Agrippa’s trilemma, named after one of the ancient Skeptics, clearly shows the limits of human knowledge
I'll take the probability way. I'm rather certain that our senses help us to come close to true conclusions. The black and white view does not make sense to me. Must I get it 100%? I function just fine in the 80% area.
This article explains well why I think many debunking approaches are doomed to fail. You cannot convince someone who believes in pseudoscience by throwing at them "facts and logic" because they can always ultimately escape "by induction." People who believe in pseudoscience do not have problems with logic (well, at least not all of them) but with "trusting the system." They do not trust the social workflow that produces modern science (sometimes, for good reasons). We scientists make a lot of assumptions. If I read a physics paper, I do not redo by myself every single experiment; at some point, I need to trust that the peer review of the academic community worked well enough to give me 99% certainty that a particular "fact" is actually true.
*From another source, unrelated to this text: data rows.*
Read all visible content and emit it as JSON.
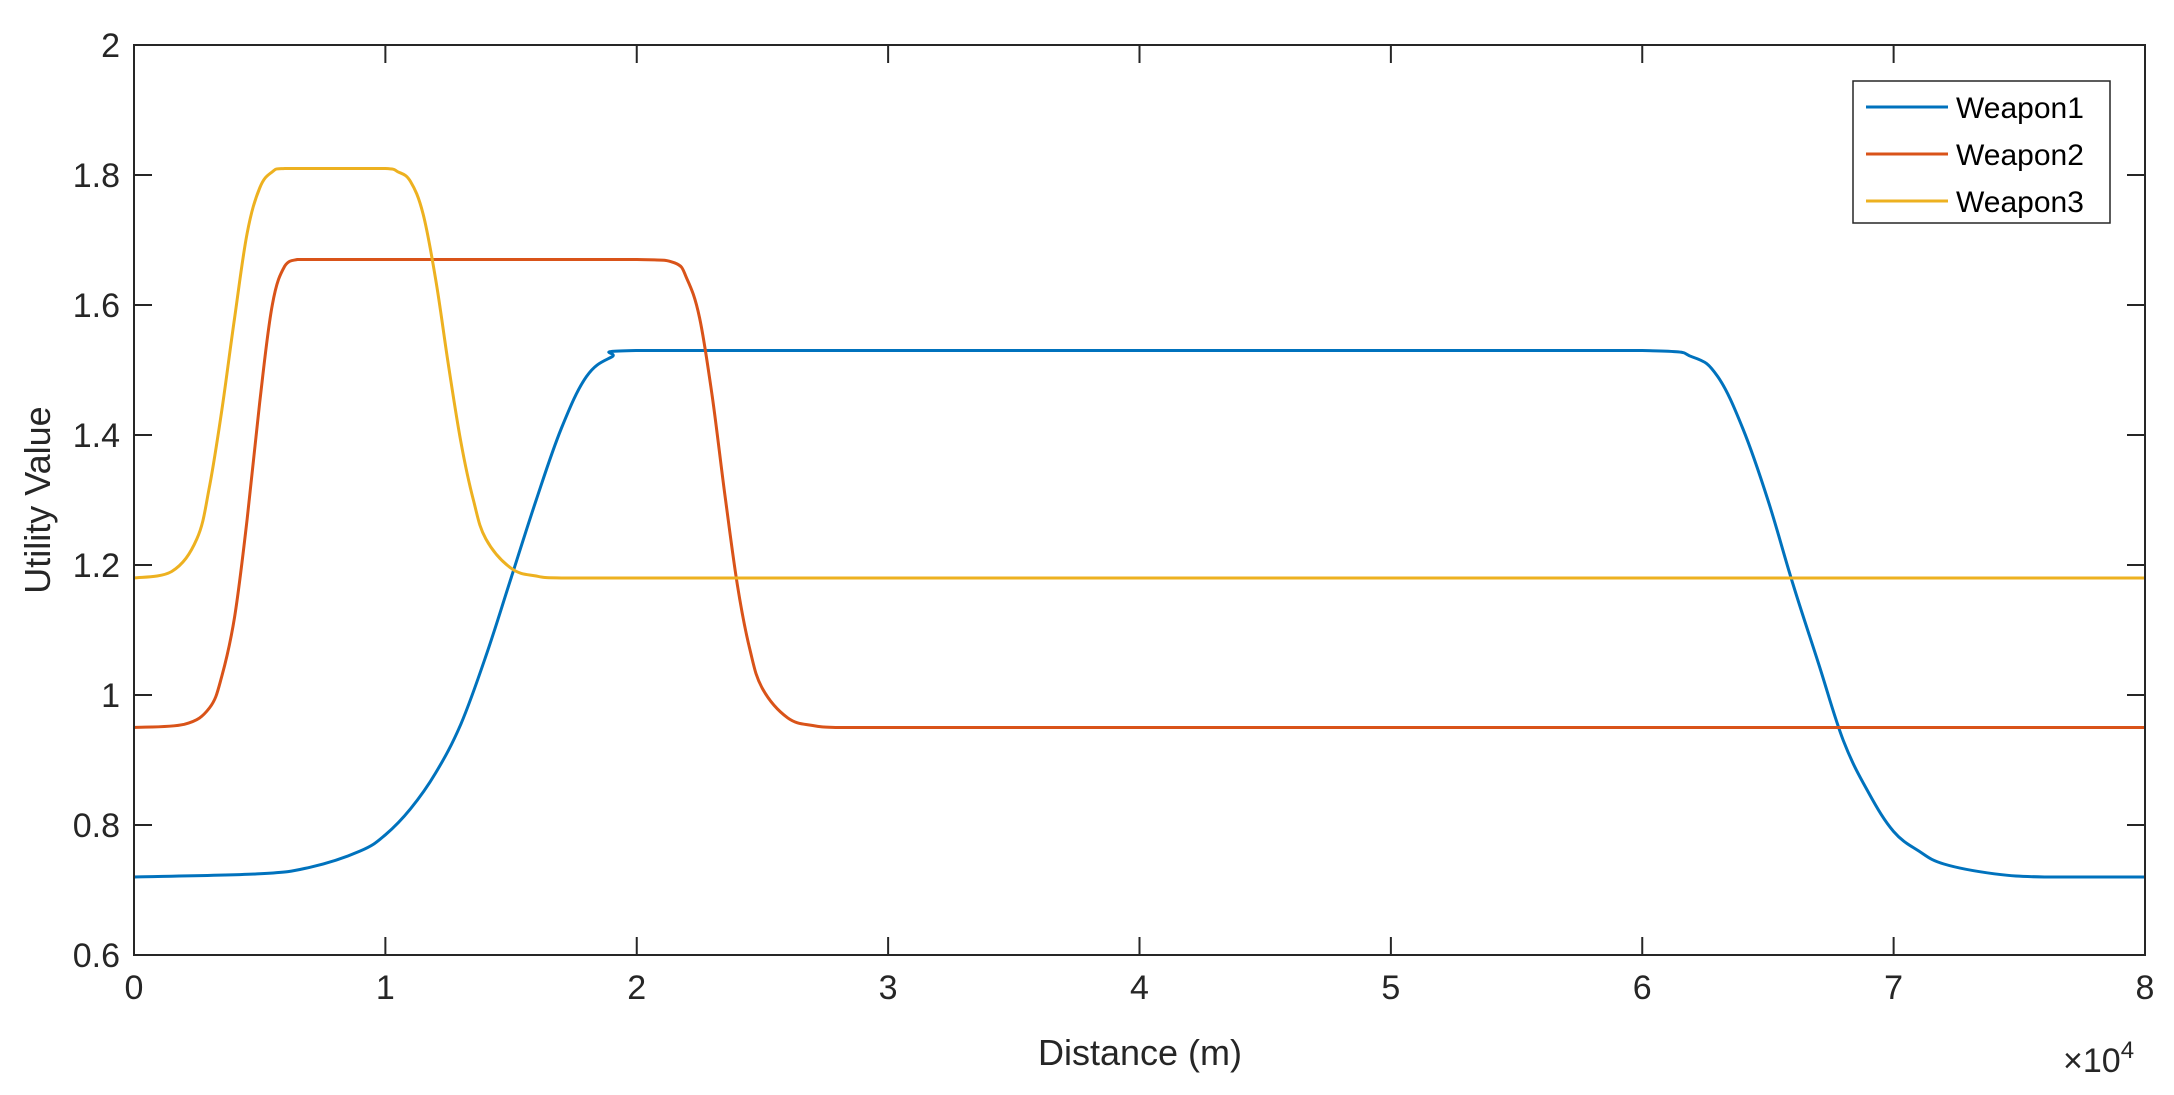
{
  "chart_data": {
    "type": "line",
    "xlabel": "Distance (m)",
    "ylabel": "Utility Value",
    "x_exponent_label": "×10",
    "x_exponent_power": "4",
    "xlim": [
      0,
      8
    ],
    "ylim": [
      0.6,
      2
    ],
    "xticks": [
      "0",
      "1",
      "2",
      "3",
      "4",
      "5",
      "6",
      "7",
      "8"
    ],
    "yticks": [
      "0.6",
      "0.8",
      "1",
      "1.2",
      "1.4",
      "1.6",
      "1.8",
      "2"
    ],
    "grid": false,
    "legend_position": "top-right",
    "series": [
      {
        "name": "Weapon1",
        "color": "#0072BD",
        "x": [
          0,
          0.5,
          0.7,
          0.9,
          1.0,
          1.1,
          1.2,
          1.3,
          1.4,
          1.5,
          1.6,
          1.7,
          1.8,
          1.9,
          2.0,
          3,
          4,
          5,
          6.0,
          6.2,
          6.3,
          6.4,
          6.5,
          6.6,
          6.7,
          6.8,
          6.9,
          7.0,
          7.1,
          7.2,
          7.4,
          7.6,
          8
        ],
        "y": [
          0.72,
          0.725,
          0.735,
          0.76,
          0.785,
          0.825,
          0.88,
          0.955,
          1.06,
          1.18,
          1.3,
          1.41,
          1.49,
          1.52,
          1.53,
          1.53,
          1.53,
          1.53,
          1.53,
          1.52,
          1.49,
          1.41,
          1.3,
          1.17,
          1.05,
          0.93,
          0.85,
          0.79,
          0.76,
          0.74,
          0.725,
          0.72,
          0.72
        ]
      },
      {
        "name": "Weapon2",
        "color": "#D95319",
        "x": [
          0,
          0.2,
          0.3,
          0.35,
          0.4,
          0.45,
          0.5,
          0.55,
          0.6,
          0.65,
          0.7,
          1,
          1.5,
          2.0,
          2.15,
          2.2,
          2.25,
          2.3,
          2.35,
          2.4,
          2.45,
          2.5,
          2.6,
          2.7,
          2.8,
          3,
          4,
          5,
          6,
          7,
          8
        ],
        "y": [
          0.95,
          0.955,
          0.98,
          1.03,
          1.12,
          1.27,
          1.45,
          1.6,
          1.66,
          1.67,
          1.67,
          1.67,
          1.67,
          1.67,
          1.665,
          1.64,
          1.58,
          1.46,
          1.31,
          1.17,
          1.07,
          1.01,
          0.965,
          0.953,
          0.95,
          0.95,
          0.95,
          0.95,
          0.95,
          0.95,
          0.95
        ]
      },
      {
        "name": "Weapon3",
        "color": "#EDB120",
        "x": [
          0,
          0.15,
          0.25,
          0.3,
          0.35,
          0.4,
          0.45,
          0.5,
          0.55,
          0.6,
          0.8,
          1.0,
          1.05,
          1.1,
          1.15,
          1.2,
          1.25,
          1.3,
          1.35,
          1.4,
          1.5,
          1.6,
          1.7,
          2,
          3,
          4,
          5,
          6,
          7,
          8
        ],
        "y": [
          1.18,
          1.19,
          1.24,
          1.32,
          1.44,
          1.58,
          1.71,
          1.78,
          1.805,
          1.81,
          1.81,
          1.81,
          1.805,
          1.79,
          1.74,
          1.64,
          1.51,
          1.39,
          1.3,
          1.24,
          1.195,
          1.183,
          1.18,
          1.18,
          1.18,
          1.18,
          1.18,
          1.18,
          1.18,
          1.18
        ]
      }
    ]
  }
}
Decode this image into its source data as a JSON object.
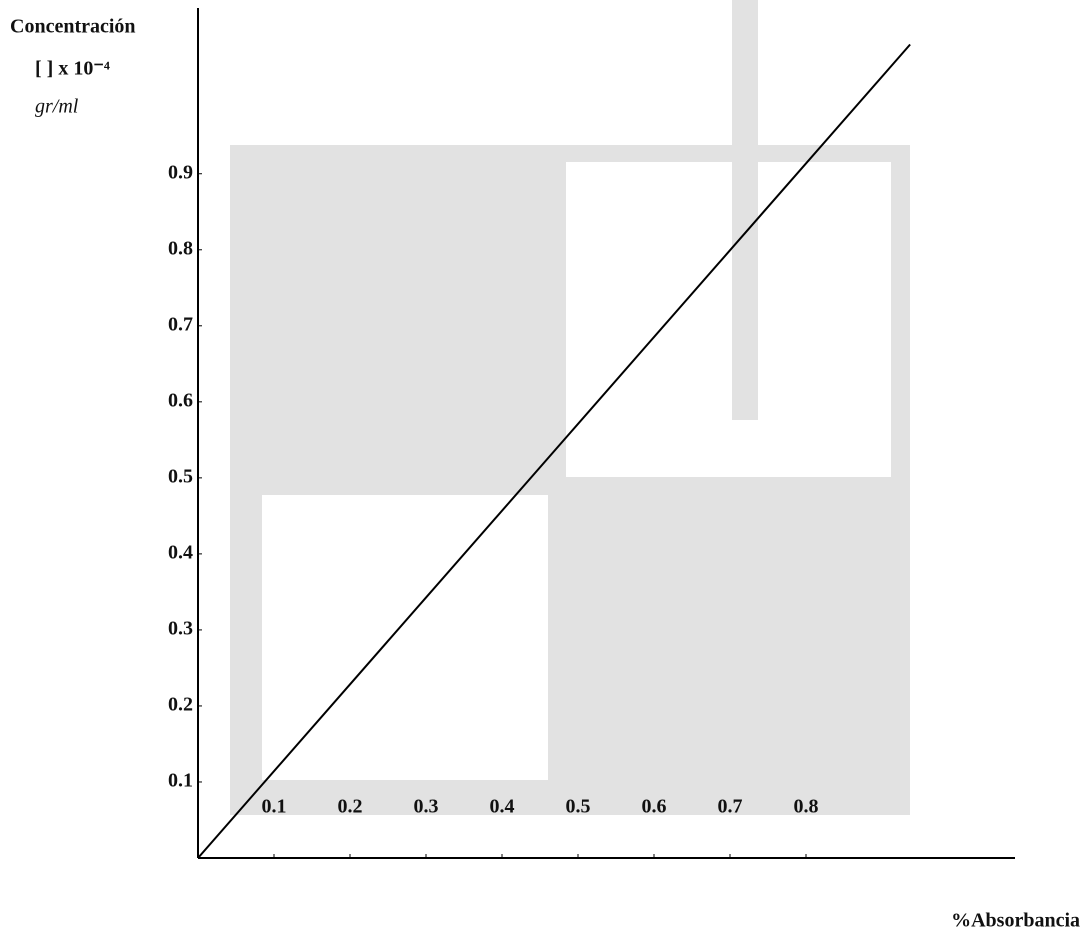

At some point, to be effective, we have to make a reasonable "leap of faith."
Therefore, when some scientific debunker starts to overlook the limitations of the scientific method (and of knowledge itself) and relies too strongly on "absolute true facts," this can be really ineffective (at best) or even backfire (at worst, for example, if new evidence disproves what you said was a "fact" months before).
Thanks! No wonder the recent anti-science attacks on induction have seemed so pernicious...it's all induction all the way down! I don't have any trouble believing this. I spent years trying to prove my religion (even as a Mormon missionary), but there's always another question behind what somebody thinks the definite knowledge is. I've had the same approach to science, especially physics and neuroscience, and JUST LIKE RELIGION, people always get mad when you ask the "next question."
So...we can't get perfect knowledge, despite the fact that absolute truth may exist, so we just need to keep bouncing from approximation to (hopefully better) approximation.
Aren't almost all ideas traceable to ancient Greco-Roman writings, at least in rudimentary form? Sometimes, as with this article, the early versions are far more than rudimentary. Sometimes, as with atoms and related ideas in De Rerum Natura and other sources, the early ideas didn't really lead anywhere until they were rediscovered with the essential aid of post-enlightenment mathematics.